Yated Ne'eman
- Type: Daily newspaper
- Format: Tabloid
- Founded: 1985; 41 years ago
- Political alignment: Haredi
- Country: Israel

= Yated Ne'eman (Hebrew) =

Hebrew-language daily newspaper based in Bnei Brak for a Haredi readership

Yated Ne'eman (יָתֵד נֶאֱמָן) is a semi-major Israeli daily Hebrew language newspaper based in Bnei Brak. The Hebrew edition is published daily except on the Jewish Sabbath. A weekly English language edition was published in Israel and distributed in Israel, South Africa and the United Kingdom until December 2006.

An English language newspaper by the same name is published in New York. It was formerly affiliated with the Israeli newspaper, then independent. This article concentrates on the Israeli Yated Ne'eman.

==History==
The paper was founded in 1985 by Rabbis Elazar Shach (1898–2001) and Yaakov Yisrael Kanievsky (1899–1985). In 1988 Rabbi Shach went on to found the Degel HaTorah political party that later joined forces with Agudath Israel and is called United Torah Judaism. Yated, whose first editor was Rabbi Moshe Grylak, was founded as part of a broad initiative to have a full range of social and communal organizations that specifically serve the Lithuanian Torah community, after it was felt that Agudat Israel, its institutions, and their paper Hamodia no longer represented their point of view.

Yated Ne'eman is controlled by its rabbinic board which had deferred to Rabbis Nissim Karelitz and Aharon Leib Shteinman on all matters pertaining to the content of the newspaper. In the spirit of Rabbi Shach, its ideology is non-Zionist, with strong opposition to both religious Zionism as well as secular Zionism. In May 2016, it opined that Israel is responsible for antisemitism throughout the world, writing that "The State of Israel, which was established to solve the problem of anti-Semitism, has become the main cause of anti-Semitism. The Jews of the world are suffering not because of their religion, but because of the State of Israel and its policies!" and "The natural state of the Jewish people is exile! Its normality is in the pressure cooker of hatred and persecution." In practice, these particular views are reflected in only a handful of articles each year. Most of the content reports news related to the religious community and articles supporting their ideology which is based on Torah study and mitzvah observance and does not define its basic identity in political terms.

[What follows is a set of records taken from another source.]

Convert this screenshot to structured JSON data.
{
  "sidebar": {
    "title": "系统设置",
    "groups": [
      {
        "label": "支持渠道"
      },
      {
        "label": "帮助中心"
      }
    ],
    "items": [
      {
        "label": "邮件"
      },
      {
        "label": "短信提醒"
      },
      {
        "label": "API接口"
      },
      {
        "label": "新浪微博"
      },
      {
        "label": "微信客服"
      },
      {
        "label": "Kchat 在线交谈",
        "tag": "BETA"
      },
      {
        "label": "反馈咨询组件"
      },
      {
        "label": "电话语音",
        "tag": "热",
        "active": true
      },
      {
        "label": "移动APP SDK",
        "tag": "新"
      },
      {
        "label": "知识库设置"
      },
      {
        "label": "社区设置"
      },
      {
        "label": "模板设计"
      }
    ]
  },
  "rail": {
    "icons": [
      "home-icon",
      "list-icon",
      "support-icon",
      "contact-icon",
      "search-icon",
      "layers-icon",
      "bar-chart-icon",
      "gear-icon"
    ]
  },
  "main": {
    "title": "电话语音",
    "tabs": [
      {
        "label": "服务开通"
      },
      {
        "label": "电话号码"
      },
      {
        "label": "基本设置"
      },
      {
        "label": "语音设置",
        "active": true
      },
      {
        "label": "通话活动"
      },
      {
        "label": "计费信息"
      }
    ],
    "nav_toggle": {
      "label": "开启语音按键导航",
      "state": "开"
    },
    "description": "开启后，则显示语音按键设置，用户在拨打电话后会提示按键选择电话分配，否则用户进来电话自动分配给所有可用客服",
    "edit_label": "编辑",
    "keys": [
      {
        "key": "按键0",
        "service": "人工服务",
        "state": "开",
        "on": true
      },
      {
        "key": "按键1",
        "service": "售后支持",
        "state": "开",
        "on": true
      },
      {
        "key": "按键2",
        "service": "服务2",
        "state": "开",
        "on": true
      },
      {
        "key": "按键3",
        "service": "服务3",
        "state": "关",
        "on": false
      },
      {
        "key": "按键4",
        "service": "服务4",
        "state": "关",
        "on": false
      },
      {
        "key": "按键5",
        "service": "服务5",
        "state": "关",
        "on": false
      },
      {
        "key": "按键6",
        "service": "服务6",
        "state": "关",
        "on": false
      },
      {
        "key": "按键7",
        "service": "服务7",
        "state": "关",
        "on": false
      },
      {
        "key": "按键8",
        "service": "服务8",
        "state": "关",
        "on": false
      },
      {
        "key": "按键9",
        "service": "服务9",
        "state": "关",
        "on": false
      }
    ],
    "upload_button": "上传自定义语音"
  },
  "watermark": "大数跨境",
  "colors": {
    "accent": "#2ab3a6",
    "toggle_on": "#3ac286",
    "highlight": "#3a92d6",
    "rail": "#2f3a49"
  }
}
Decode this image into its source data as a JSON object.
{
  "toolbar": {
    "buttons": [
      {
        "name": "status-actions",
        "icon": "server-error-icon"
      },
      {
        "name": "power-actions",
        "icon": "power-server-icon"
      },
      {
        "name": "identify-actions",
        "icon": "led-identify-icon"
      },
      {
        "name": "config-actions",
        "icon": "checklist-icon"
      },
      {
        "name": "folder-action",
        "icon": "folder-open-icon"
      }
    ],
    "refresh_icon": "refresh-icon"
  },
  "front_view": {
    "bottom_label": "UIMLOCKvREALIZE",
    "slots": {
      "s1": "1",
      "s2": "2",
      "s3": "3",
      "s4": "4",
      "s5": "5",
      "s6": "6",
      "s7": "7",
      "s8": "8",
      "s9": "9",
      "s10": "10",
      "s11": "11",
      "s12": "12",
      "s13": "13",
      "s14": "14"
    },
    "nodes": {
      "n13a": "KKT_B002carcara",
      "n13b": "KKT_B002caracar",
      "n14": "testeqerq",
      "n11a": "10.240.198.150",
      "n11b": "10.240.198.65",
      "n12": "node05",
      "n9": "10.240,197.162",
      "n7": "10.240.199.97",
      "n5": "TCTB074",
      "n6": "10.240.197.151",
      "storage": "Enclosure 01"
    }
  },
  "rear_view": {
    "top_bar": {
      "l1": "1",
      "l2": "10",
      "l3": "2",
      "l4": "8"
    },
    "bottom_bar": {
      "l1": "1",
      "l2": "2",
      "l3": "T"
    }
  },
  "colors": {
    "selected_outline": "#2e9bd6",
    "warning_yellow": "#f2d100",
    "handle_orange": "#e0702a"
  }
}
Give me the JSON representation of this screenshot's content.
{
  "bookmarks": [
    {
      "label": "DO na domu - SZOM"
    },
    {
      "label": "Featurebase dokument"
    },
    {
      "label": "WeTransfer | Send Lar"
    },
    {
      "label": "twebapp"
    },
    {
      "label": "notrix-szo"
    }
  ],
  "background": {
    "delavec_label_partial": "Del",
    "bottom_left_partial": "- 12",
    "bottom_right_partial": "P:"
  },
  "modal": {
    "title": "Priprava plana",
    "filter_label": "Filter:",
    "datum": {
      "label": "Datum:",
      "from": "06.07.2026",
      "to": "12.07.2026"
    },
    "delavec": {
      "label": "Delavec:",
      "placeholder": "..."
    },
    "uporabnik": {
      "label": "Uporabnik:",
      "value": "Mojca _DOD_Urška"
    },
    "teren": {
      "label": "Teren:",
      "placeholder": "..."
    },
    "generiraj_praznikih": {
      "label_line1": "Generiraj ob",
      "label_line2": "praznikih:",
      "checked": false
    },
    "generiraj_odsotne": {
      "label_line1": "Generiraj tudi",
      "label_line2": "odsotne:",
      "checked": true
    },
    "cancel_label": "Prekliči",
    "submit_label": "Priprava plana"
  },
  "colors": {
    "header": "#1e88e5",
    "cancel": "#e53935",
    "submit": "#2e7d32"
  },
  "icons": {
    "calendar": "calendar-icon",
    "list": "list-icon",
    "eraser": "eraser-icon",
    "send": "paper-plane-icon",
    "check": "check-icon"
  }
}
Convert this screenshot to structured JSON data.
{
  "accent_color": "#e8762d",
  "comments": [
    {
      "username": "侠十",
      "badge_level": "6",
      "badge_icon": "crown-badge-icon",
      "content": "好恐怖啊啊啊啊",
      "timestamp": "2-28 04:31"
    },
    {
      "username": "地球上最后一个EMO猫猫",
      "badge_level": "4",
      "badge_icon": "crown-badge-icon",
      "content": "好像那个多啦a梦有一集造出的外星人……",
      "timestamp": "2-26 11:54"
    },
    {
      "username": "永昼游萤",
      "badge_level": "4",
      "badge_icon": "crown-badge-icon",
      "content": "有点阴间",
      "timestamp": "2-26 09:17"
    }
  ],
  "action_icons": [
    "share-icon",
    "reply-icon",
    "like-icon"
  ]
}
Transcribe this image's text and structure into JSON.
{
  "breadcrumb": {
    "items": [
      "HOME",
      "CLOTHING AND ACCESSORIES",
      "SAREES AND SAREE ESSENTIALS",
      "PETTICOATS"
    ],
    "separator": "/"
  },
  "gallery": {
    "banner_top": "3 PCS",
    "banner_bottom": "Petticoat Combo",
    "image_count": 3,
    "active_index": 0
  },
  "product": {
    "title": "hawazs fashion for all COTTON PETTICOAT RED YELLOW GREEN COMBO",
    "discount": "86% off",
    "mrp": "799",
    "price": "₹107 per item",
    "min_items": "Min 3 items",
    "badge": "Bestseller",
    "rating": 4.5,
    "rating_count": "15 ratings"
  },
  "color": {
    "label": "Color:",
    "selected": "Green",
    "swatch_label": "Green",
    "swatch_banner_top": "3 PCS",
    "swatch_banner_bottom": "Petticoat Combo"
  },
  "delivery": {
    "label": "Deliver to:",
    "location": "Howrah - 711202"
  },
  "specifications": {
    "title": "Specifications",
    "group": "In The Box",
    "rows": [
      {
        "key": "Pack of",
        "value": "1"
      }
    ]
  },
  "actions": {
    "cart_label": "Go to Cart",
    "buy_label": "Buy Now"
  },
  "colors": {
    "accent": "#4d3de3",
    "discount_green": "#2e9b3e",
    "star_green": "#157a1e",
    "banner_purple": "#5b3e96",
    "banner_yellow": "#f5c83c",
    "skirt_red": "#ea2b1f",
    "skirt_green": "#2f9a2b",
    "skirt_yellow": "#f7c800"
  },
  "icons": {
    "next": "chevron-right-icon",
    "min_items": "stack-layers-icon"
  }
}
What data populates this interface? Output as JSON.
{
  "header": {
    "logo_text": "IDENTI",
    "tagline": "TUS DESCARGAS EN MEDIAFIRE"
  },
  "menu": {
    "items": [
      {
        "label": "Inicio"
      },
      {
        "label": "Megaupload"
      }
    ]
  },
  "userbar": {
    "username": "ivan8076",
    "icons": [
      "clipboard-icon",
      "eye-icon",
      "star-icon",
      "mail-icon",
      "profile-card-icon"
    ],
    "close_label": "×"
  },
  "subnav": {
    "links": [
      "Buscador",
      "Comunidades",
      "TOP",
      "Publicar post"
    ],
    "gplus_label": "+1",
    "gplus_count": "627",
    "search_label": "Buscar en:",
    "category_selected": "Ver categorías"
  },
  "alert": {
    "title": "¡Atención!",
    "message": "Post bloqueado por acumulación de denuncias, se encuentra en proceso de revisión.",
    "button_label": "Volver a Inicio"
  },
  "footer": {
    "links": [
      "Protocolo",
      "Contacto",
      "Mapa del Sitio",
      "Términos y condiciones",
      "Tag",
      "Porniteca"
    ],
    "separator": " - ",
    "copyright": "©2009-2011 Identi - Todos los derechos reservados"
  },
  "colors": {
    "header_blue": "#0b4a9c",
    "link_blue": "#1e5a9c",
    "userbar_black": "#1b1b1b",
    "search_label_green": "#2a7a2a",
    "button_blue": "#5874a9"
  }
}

Since December 2006, the Chareidi Dei'ah Vedibur website has continued offering weekly news coverage and occasional religious content in English. The website is edited by the publicist Mordecai Plaut.

The Yated Neeman newspaper published in New York was originally affiliated with the Jerusalem paper of the same name, but is no longer affiliated due to a schism.

==Censorship==
On April 3, 2009, the paper published a manipulated picture of Israeli cabinet ministers to conform to Religious sensitivities of its readers. Female cabinet ministers Limor Livnat and Sofa Landver were digitally removed from the published picture and replaced with male ministers Ariel Atias and Moshe Kahlon.

In 2015, the newspaper refused to print advertisements for the political campaign of U'Bizchutan, a newly formed political party dedicated to the needs of Haredi women and including female candidates on its slate. Ruth Kolian, head of the party, then petitioned the court to stop the discriminatory practice. The party prevailed and the court ordered the newspaper to accept the advertisements. The court rejected the claims made by the news organizations that they might offend customers by publishing ads for the Haredi women's party. The head of the Rackman Center for the Advancement of the Status of Women at Bar-Ilan University's Law Faculty, Professor Ruth Halperin-Kaddari, called the court decision "a historic legal precedent which determines that in certain circumstances, considerations of equality for women and election equality, as well as preventing discrimination against women and their preventing their exclusion, surpass property rights of commercial bodies like newspapers. Haredi women are not only prevented in practice from realizing the basic human right of running and being elected for Knesset, they are also denied the equal opportunity to inform their potential voters that they are running independently." Nevertheless, the paper still refused to publish the advertisement and it never ran.